Salimos con el auto y nos dirigimos a un departamento en un barrio
cercano. Tendría unos tres dormitorios y todo indica que era para el personal
de seguridad y choferes. Sacaron de la refrigeradora distintos tipos de quesos
y galletas, así como una botella grande de gaseosa y comimos, luego de lo cual
me mostró un dormitorio y me indicó que al día siguiente teníamos que salir
antes de las 8. Toda la comunicación se había desarrollado por señas.
Al día
siguiente me duché y afeité temprano, tomé un café y salí con el chofer y el
hombre de seguridad del consulado. Cuando llegó la secretaria italiana, cerca
de las 9 de la mañana, pude escuchar algo que no fuera árabe después de 14
horas. Esa mañana no vi al cónsul, toda la conversación fue a través de la
italiana que me indicó que me llevarían al aeropuerto para intentar embarcarme.
Ese
viernes fue más o menos igual que el día anterior. Logré conversar con Gabriela
y le conté mis peripecias. Me dijo que si no lograba viajar ese día podía ir a
dormir al departamento que compartía con dos amigas latinoamericanas. Se lo
agradecí y le aseguré que si no viajaba aceptaría su ofrecimiento. A las 2 y 30
de la tarde pedí por sexta o sétima vez una llamada para ser pagada por el
destinatario y le plantee al funcionario iraquí en Caracas que la situación era
ya inaguantable. Creo que es momento de pensar más bien en regresar a Lima,
porque no creo que logren embarcarme para estar mañana en los actos centrales a
los cuales estoy invitado, les dije. Una vez más recibí disculpas y la
seguridad que me esperaban en Bagdad de todas maneras, donde además estaban muy
fastidiados con la ineficiencia de sus funcionarios en Italia.
FELIZMENTE
ACOGIDO POR PAISANOS
Hacia
las cinco de la tarde, el funcionario de la línea aérea iraquí me informó que
acababan de recibir órdenes de extenderme pasaje para que viajara en la tarde
del día siguiente y que un par de horas después irían a recogerme al igual que
el día anterior. Le agradecí y me dirigí a un teléfono para hablar con Gabriela
y pude coordinar con ella para encontrarnos a las siete de la noche. Volví a
las oficinas de la línea aérea y dejé dicho que regresaría al día siguiente
para embarcarme.
Comí con
Gabriela y sus amigas una sabrosa comida casera, después de 48 horas de mi
última comida decente. En el aeropuerto el poco dinero que tenía sólo me
alcanzaba para café o alguna agua mineral. Poco después salí con Gabriela y un
amigo argentino a caminar e instalarnos en alguna cafetería para brindar con
cerveza por nuestro aniversario patrio.
Sentado
despreocupadamente en la calida noche romana, escuché de pronto mi nombre.

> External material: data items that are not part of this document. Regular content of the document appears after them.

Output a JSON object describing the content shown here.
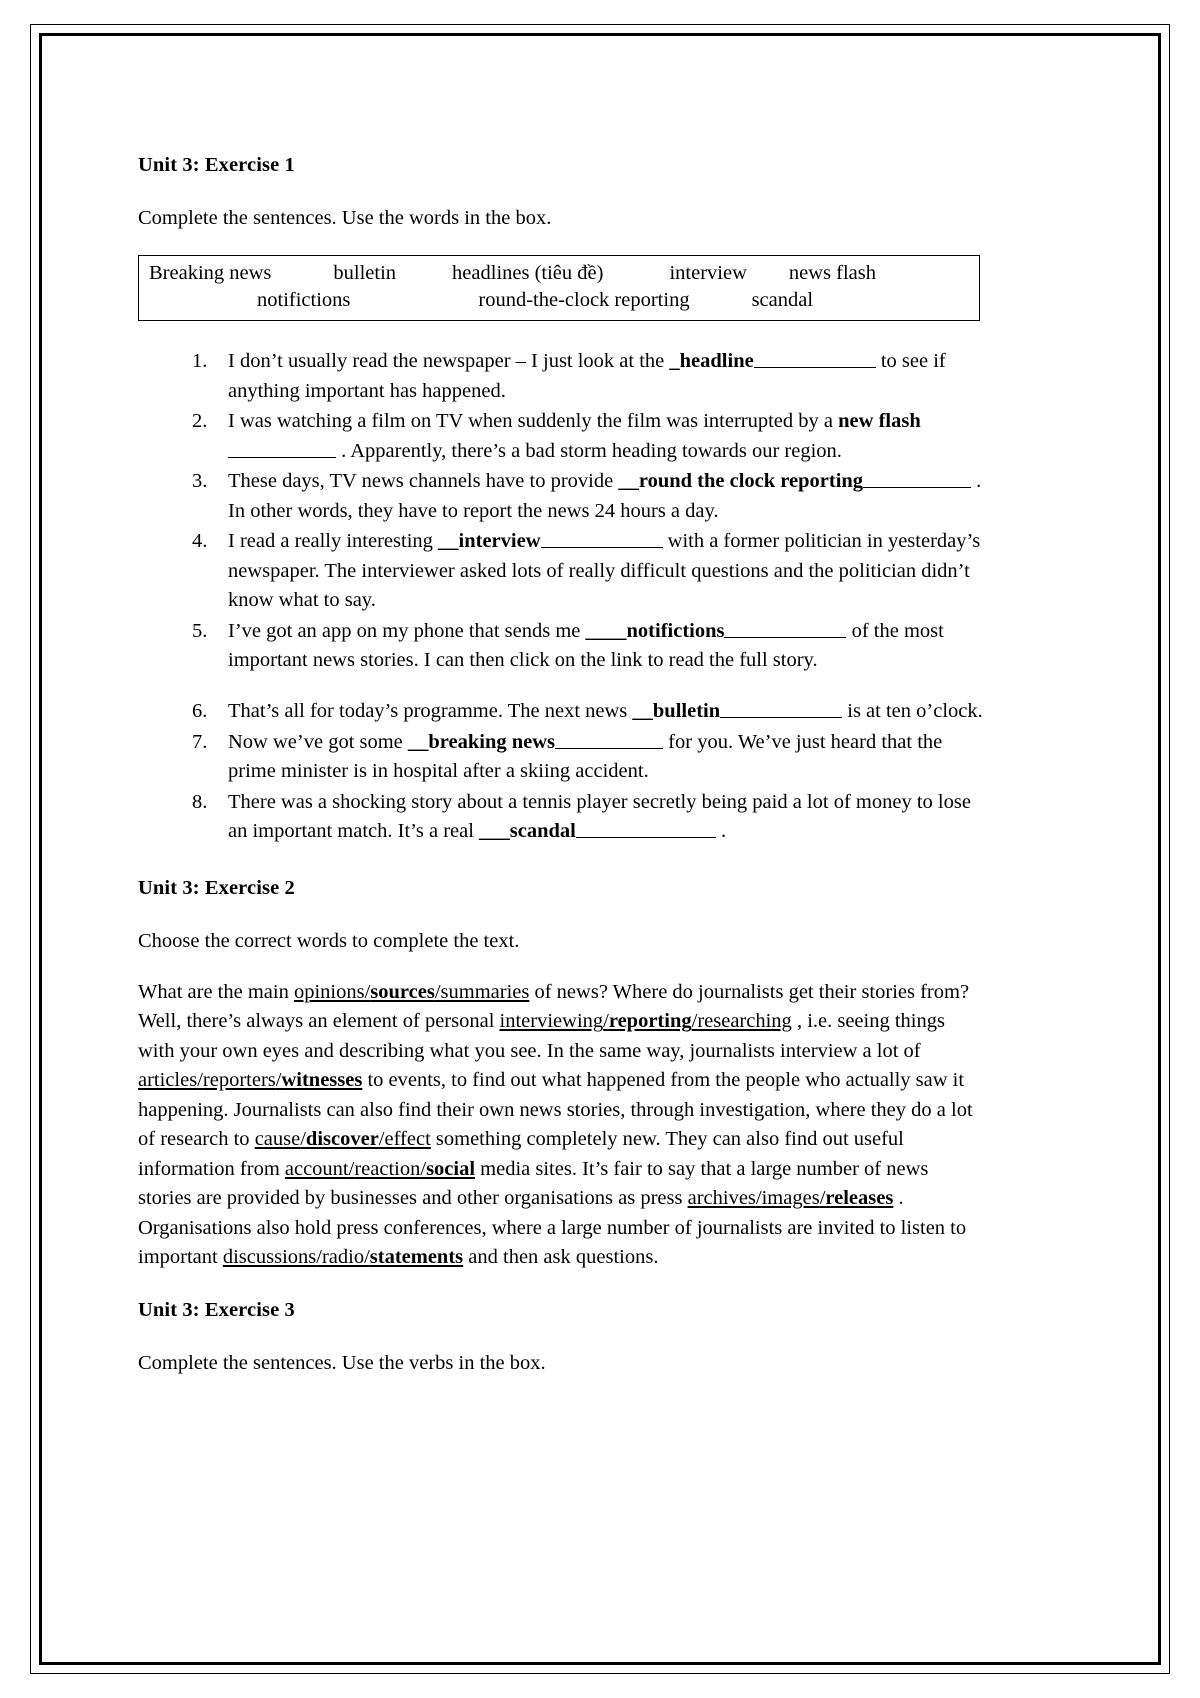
{
  "document": {
    "exercise1": {
      "title": "Unit 3: Exercise 1",
      "instruction": "Complete the sentences. Use the words in the box.",
      "wordbank": {
        "row1": [
          "Breaking news",
          "bulletin",
          "headlines (tiêu đề)",
          "interview",
          "news flash"
        ],
        "row2": [
          "notifictions",
          "round-the-clock reporting",
          "scandal"
        ]
      },
      "items": [
        {
          "number": "1.",
          "pre": "I don’t usually read the newspaper – I just look at the ",
          "lead": "_",
          "answer": "headline",
          "post": " to see if anything important has happened."
        },
        {
          "number": "2.",
          "pre": "I was watching a film on TV when suddenly the film was interrupted by a ",
          "lead": "",
          "answer": "new flash",
          "post": " . Apparently, there’s a bad storm heading towards our region."
        },
        {
          "number": "3.",
          "pre": "These days, TV news channels have to provide ",
          "lead": "__",
          "answer": "round the clock reporting",
          "post": " . In other words, they have to report the news 24 hours a day."
        },
        {
          "number": "4.",
          "pre": "I read a really interesting ",
          "lead": "__",
          "answer": "interview",
          "post": " with a former politician in yesterday’s newspaper. The interviewer asked lots of really difficult questions and the politician didn’t know what to say."
        },
        {
          "number": "5.",
          "pre": "I’ve got an app on my phone that sends me ",
          "lead": "____",
          "answer": "notifictions",
          "post": " of the most important news stories. I can then click on the link to read the full story."
        },
        {
          "number": "6.",
          "pre": "That’s all for today’s programme. The next news ",
          "lead": "__",
          "answer": "bulletin",
          "post": " is at ten o’clock."
        },
        {
          "number": "7.",
          "pre": "Now we’ve got some ",
          "lead": "__",
          "answer": "breaking news",
          "post": " for you. We’ve just heard that the prime minister is in hospital after a skiing accident."
        },
        {
          "number": "8.",
          "pre": "There was a shocking story about a tennis player secretly being paid a lot of money to lose an important match. It’s a real ",
          "lead": "___",
          "answer": "scandal",
          "post": " ."
        }
      ]
    },
    "exercise2": {
      "title": "Unit 3: Exercise 2",
      "instruction": "Choose the correct words to complete the text.",
      "text_runs": [
        {
          "type": "plain",
          "text": "What are the main "
        },
        {
          "type": "choice",
          "options": [
            "opinions",
            "sources",
            "summaries"
          ],
          "correct": "sources"
        },
        {
          "type": "plain",
          "text": " of news? Where do journalists get their stories from? Well, there’s always an element of personal "
        },
        {
          "type": "choice",
          "options": [
            "interviewing",
            "reporting",
            "researching"
          ],
          "correct": "reporting"
        },
        {
          "type": "plain",
          "text": " , i.e. seeing things with your own eyes and describing what you see. In the same way, journalists interview a lot of "
        },
        {
          "type": "choice",
          "options": [
            "articles",
            "reporters",
            "witnesses"
          ],
          "correct": "witnesses"
        },
        {
          "type": "plain",
          "text": " to events, to find out what happened from the people who actually saw it happening. Journalists can also find their own news stories, through investigation, where they do a lot of research to "
        },
        {
          "type": "choice",
          "options": [
            "cause",
            "discover",
            "effect"
          ],
          "correct": "discover"
        },
        {
          "type": "plain",
          "text": " something completely new. They can also find out useful information from "
        },
        {
          "type": "choice",
          "options": [
            "account",
            "reaction",
            "social"
          ],
          "correct": "social"
        },
        {
          "type": "plain",
          "text": " media sites. It’s fair to say that a large number of news stories are provided by businesses and other organisations as press "
        },
        {
          "type": "choice",
          "options": [
            "archives",
            "images",
            "releases"
          ],
          "correct": "releases"
        },
        {
          "type": "plain",
          "text": " . Organisations also hold press conferences, where a large number of journalists are invited to listen to important "
        },
        {
          "type": "choice",
          "options": [
            "discussions",
            "radio",
            "statements"
          ],
          "correct": "statements"
        },
        {
          "type": "plain",
          "text": " and then ask questions."
        }
      ]
    },
    "exercise3": {
      "title": "Unit 3: Exercise 3",
      "instruction": "Complete the sentences. Use the verbs in the box."
    }
  }
}
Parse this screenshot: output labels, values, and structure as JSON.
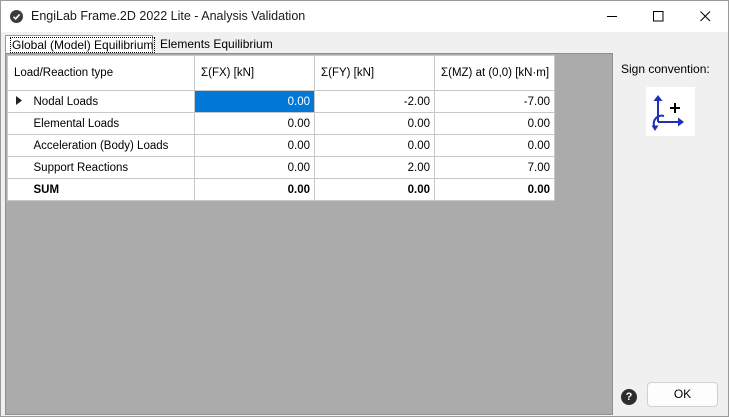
{
  "window": {
    "title": "EngiLab Frame.2D 2022 Lite - Analysis Validation"
  },
  "tabs": [
    {
      "label": "Global (Model) Equilibrium",
      "active": true
    },
    {
      "label": "Elements Equilibrium",
      "active": false
    }
  ],
  "table": {
    "headers": {
      "type": "Load/Reaction type",
      "fx": "Σ(FX) [kN]",
      "fy": "Σ(FY) [kN]",
      "mz": "Σ(MZ) at (0,0) [kN·m]"
    },
    "rows": [
      {
        "type": "Nodal Loads",
        "fx": "0.00",
        "fy": "-2.00",
        "mz": "-7.00"
      },
      {
        "type": "Elemental Loads",
        "fx": "0.00",
        "fy": "0.00",
        "mz": "0.00"
      },
      {
        "type": "Acceleration (Body) Loads",
        "fx": "0.00",
        "fy": "0.00",
        "mz": "0.00"
      },
      {
        "type": "Support Reactions",
        "fx": "0.00",
        "fy": "2.00",
        "mz": "7.00"
      },
      {
        "type": "SUM",
        "fx": "0.00",
        "fy": "0.00",
        "mz": "0.00"
      }
    ]
  },
  "side_panel": {
    "sign_convention_label": "Sign convention:",
    "help_label": "?",
    "ok_label": "OK"
  },
  "colors": {
    "selection": "#0078d7",
    "grid_background": "#ababab",
    "sign_arrow": "#1f2fb8"
  },
  "icons": {
    "app": "app-check-icon",
    "minimize": "minimize-icon",
    "maximize": "maximize-icon",
    "close": "close-icon",
    "row_indicator": "current-row-arrow-icon",
    "sign_convention": "sign-convention-axes-icon",
    "help": "help-icon"
  }
}
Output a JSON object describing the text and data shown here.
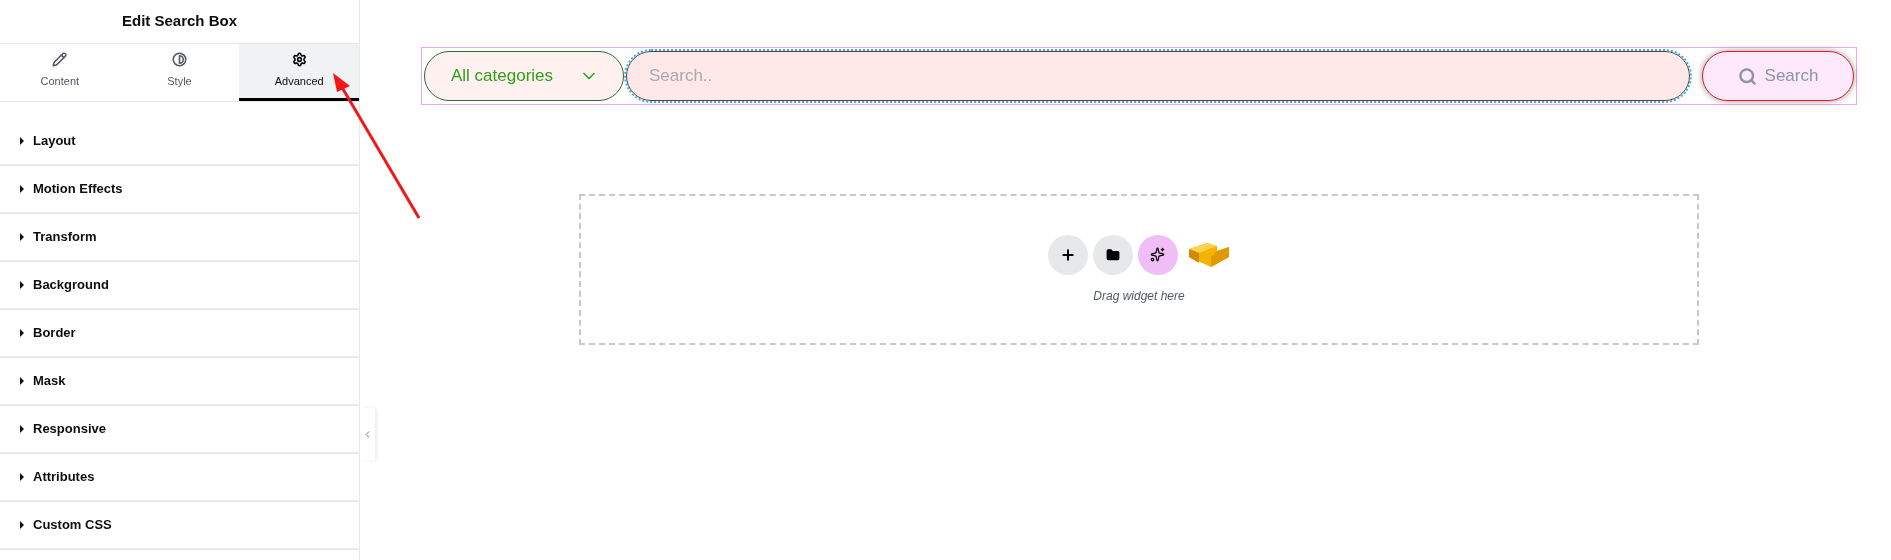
{
  "panel": {
    "title": "Edit Search Box",
    "tabs": [
      {
        "label": "Content",
        "kind": "pencil",
        "selected": false
      },
      {
        "label": "Style",
        "kind": "contrast",
        "selected": false
      },
      {
        "label": "Advanced",
        "kind": "gear",
        "selected": true
      }
    ],
    "sections": [
      {
        "label": "Layout",
        "expanded": false
      },
      {
        "label": "Motion Effects",
        "expanded": false
      },
      {
        "label": "Transform",
        "expanded": false
      },
      {
        "label": "Background",
        "expanded": false
      },
      {
        "label": "Border",
        "expanded": false
      },
      {
        "label": "Mask",
        "expanded": false
      },
      {
        "label": "Responsive",
        "expanded": false
      },
      {
        "label": "Attributes",
        "expanded": false
      },
      {
        "label": "Custom CSS",
        "expanded": false
      }
    ]
  },
  "search_widget": {
    "category": "All categories",
    "placeholder": "Search..",
    "button": "Search"
  },
  "drop_zone": {
    "hint": "Drag widget here"
  }
}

Voltee y me encontré con Toribio Matos, antiguo amigo que por esos años residía
en Roma. Estaba acompañando a Max Hernández que asistía a un congreso de
psiquiatría y acababan de acompañar hasta su hotel a mi gran amigo también
psiquiatra Alberto Péndola y a Meche su esposa.
Conversé
brevemente de mis dificultades y me dio su teléfono por si al día siguiente
tuviera algún otro problema. Toribio, militante comunista por muchos años,
había organizado una empresa de traducciones, contando con que hablaba por lo
menos tres idiomas: español, ruso e italiano y en esos meses, previos al
Mundial de Fútbol tenía bastante trabajo. Con él habíamos coincidido en varias
campañas de Izquierda Unida, pero sobre todo nos conocíamos desde muy jóvenes,
ya que éramos ex alumnos del mismo colegio: de la promoción 1955 él, de la 1958
yo.
Al día
siguiente después de desayuno en el departamento de Gabriela y una conversación
con un amigo italiano, partí una vez más al aeropuerto después de agradecer el
hospedaje a mi joven amiga. A mediodía estaba chequeando mi pasaje para el vuelo
que debería salir a las dos de la tarde aproximadamente. Minutos después informaron
que el vuelo tendría un retraso de unas 4 horas.
Yo había
llegado a Roma con 160 dólares y ya había gastado 100, entre el hotel, los
viajes de ida y vuelta al aeropuerto de 4 dólares cada uno, una comida sobria,
un par de cervezas por fiestas patrias, los taxis al consulado y cafés y varias
botellas de agua mineral. No quería gastar más porque no sabía lo que me
esperaba en Bagdad. Decidí llamar a
Toribio, estaba muy ocupado pero me envío a uno de sus colaboradores de
apellido Cornejo que llegó una hora más tarde. El objetivo encomendado por mi
amigo Toribio a Cornejo era que me llevara
a una localidad cercana para almorzar y lograr que esas últimas horas en
aeropuerto no fueran tan aburridas y solitarias. La misión de Cornejo fue
cumplida a cabalidad.
Me
quedaba aun un motivo de fastidio. Después de cruzar la puerta de embarque
había que cambiar 20 dólares. No era ninguna tasa sino un cambio que obligaba a
gastar las liras –que no te servirían en otro país- en las tiendas sin impuestos del aeropuerto.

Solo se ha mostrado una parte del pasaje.